As shown in FIG. 2, the spreadsheet module is delivered through a Dynamic Link Library (DLL) and is registered upon installation as a spreadsheet add-in, here in the exemplary embodiment a Microsoft Excel Add-in. The steps involved in invoking the process of the invention are as follows.
A user may request data through an online data provider, here I-Metrix™, and the user's request is then converted to XML format. The now-converted XML request is sent to a web service, here shown as a SOAP-compliant web service linked to an EOL Data Repository. An XML response is returned, which includes a XBRL instance document comprising a dataset. An XBRL instance document is an XML document that contains a list of elements and values. This XBRL instance document is created by the backend of the invention pulling data for selected companies from the database and creating the XBRL instance document. Additionally the user may request that data from a XBRL instance document created outside of the online data provider be leveraged.

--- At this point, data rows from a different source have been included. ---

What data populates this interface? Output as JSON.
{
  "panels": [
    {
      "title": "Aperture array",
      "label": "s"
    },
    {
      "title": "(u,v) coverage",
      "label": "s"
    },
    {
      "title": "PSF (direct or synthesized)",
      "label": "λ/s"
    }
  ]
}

Regardless of the method used to retrieve the data, the instance document will be stored as a file in the cache. The XBRL is processed and taxonomy is retrieved from cache or the Internet. A taxonomies presentation linkbase is then processed to determine a set of presentation rules. A representation of the full taxonomy is then created in cache. The instance document's elements are retrieved and evaluated against full presentation. Elements not found in the selected instance documents are suppressed. When the data in the spreadsheet is represented, the system only displays those tags and labels which are represented in the selected company's financials. For example, if a company does not report short term investments in their quarterly or annual reports, then the system will not present the label in the spreadsheet output because it is not relevant for this company. The system writes out data provider (I-Metrix™) function calls for the elements included in the spreadsheet. The system then executes the function calls and returns the values found in the instance document. The system formats the returned value as defined in the presentation linkbase. The user then views requested data in the spreadsheet, here a Workbook.
Since other modifications or changes will be apparent to those skilled in the art, there have been described above the principles of this invention in connection with specific apparatus, it is to be clearly understood that this description is made only by way of example and not as a limitation to the scope of the invention.